Chi non ha mai smesso di lavorare è stato Vittorio Zappalorto. Oggi è prefetto di Venezia, ma è appena uscito da un’assurda «indagine preliminare» iniziata tre anni fa, quando ancora era il rappresentante del governo a Gorizia: accusato di associazione per delinquere e turbativa d’asta, per aver sostituito con un consorzio locale la cooperativa siciliana che gestiva le attività in due centri per immigrati a Gradisca d’Isonzo, Zappalorto è stato assolto perché un giudice ha stabilito che, al contrario, era riuscito «a risolvere la problematica gestione della cooperativa giungendo alla risoluzione anticipata del contratto tramite una transazione». Il giudice non s’è fermato lì: ha definito l’architettura accusatoria come «un apodittico e grossolano teorema in base a cui qualunque funzionario della prefettura avesse avuto parte della vicenda diventava, ipso facto, un concorrente nei vari reati». Lui, il prefetto indagato, ha sempre continuato a fare il prefetto. Ma ammette che sono stati anni difficili: «Non avevo più il coraggio di stringere la mano a nessuno», sospira.
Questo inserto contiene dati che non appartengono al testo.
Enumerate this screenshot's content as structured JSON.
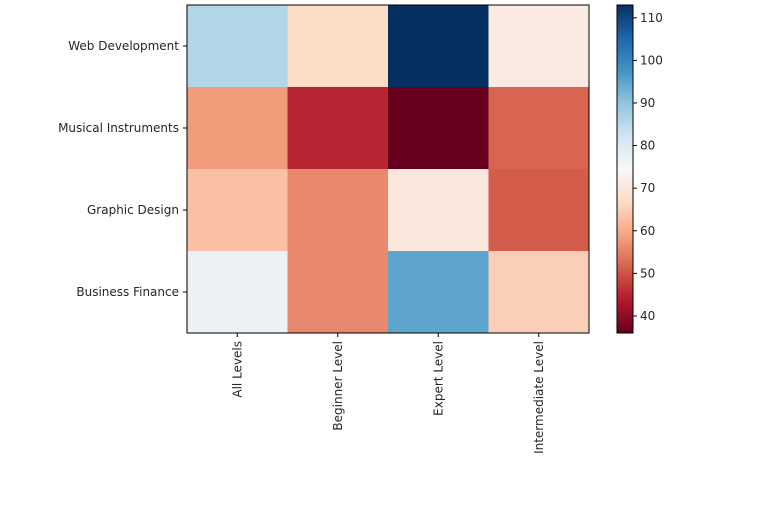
{
  "chart_data": {
    "type": "heatmap",
    "x_categories": [
      "All Levels",
      "Beginner Level",
      "Expert Level",
      "Intermediate Level"
    ],
    "y_categories": [
      "Web Development",
      "Musical Instruments",
      "Graphic Design",
      "Business Finance"
    ],
    "values": [
      [
        86,
        67,
        113,
        71
      ],
      [
        58,
        45,
        36,
        52
      ],
      [
        63,
        56,
        70,
        51
      ],
      [
        77,
        56,
        95,
        65
      ]
    ],
    "colorscale": "RdBu",
    "colorbar": {
      "min": 36,
      "max": 113,
      "ticks": [
        40,
        50,
        60,
        70,
        80,
        90,
        100,
        110
      ]
    },
    "title": "",
    "xlabel": "",
    "ylabel": ""
  }
}
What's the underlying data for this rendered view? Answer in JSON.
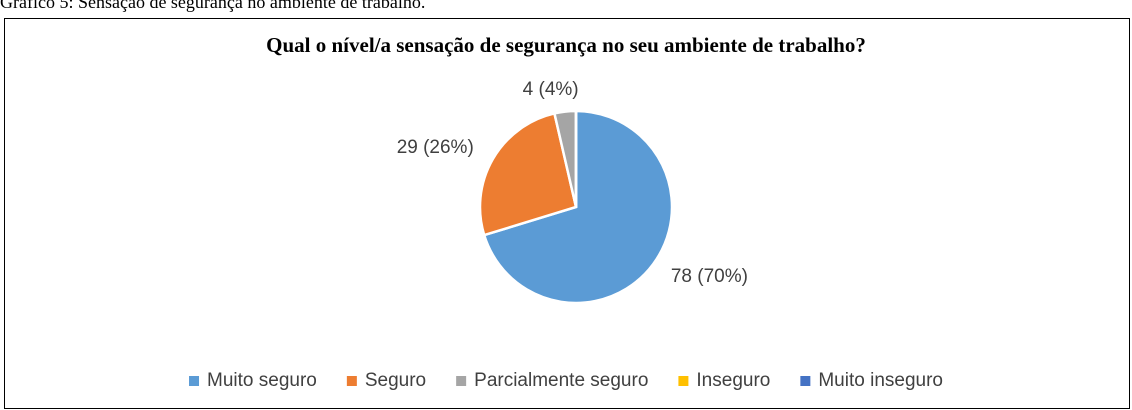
{
  "caption": "Gráfico 5: Sensação de segurança no ambiente de trabalho.",
  "chart_data": {
    "type": "pie",
    "title": "Qual o nível/a sensação de segurança no seu ambiente de trabalho?",
    "categories": [
      "Muito seguro",
      "Seguro",
      "Parcialmente seguro",
      "Inseguro",
      "Muito inseguro"
    ],
    "values": [
      78,
      29,
      4,
      0,
      0
    ],
    "value_labels": [
      "78 (70%)",
      "29 (26%)",
      "4 (4%)",
      null,
      null
    ],
    "colors": [
      "#5b9bd5",
      "#ed7d31",
      "#a5a5a5",
      "#ffc000",
      "#4472c4"
    ],
    "legend": "bottom"
  }
}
Grandi o piccole, le storie di malagiustizia continuano a ripetersi. Una sopra l’altra, ormai formano più di una colonna infame: sono quasi una torre di Babele. L’avvocato Giandomenico Caiazza, presidente dell’Unione delle camere penali, è uno che d’ingiustizie se ne intende visto che negli anni Ottanta era tra i difensori di Enzo Tortora, ma è ugualmente indignato: «In magistratura non paga mai nessuno», sbotta, «neanche dal punto di vista professionale, della carriera. L’Italia è l’unico Paese al mondo che non prevede valutazioni di merito sulla qualità professionale del magistrato. Così un pm istruisce un procedimento che viene demolito, ma intanto ha causato danni enormi agli indagati: perché non deve subire la minima ricaduta sulla sua carriera?».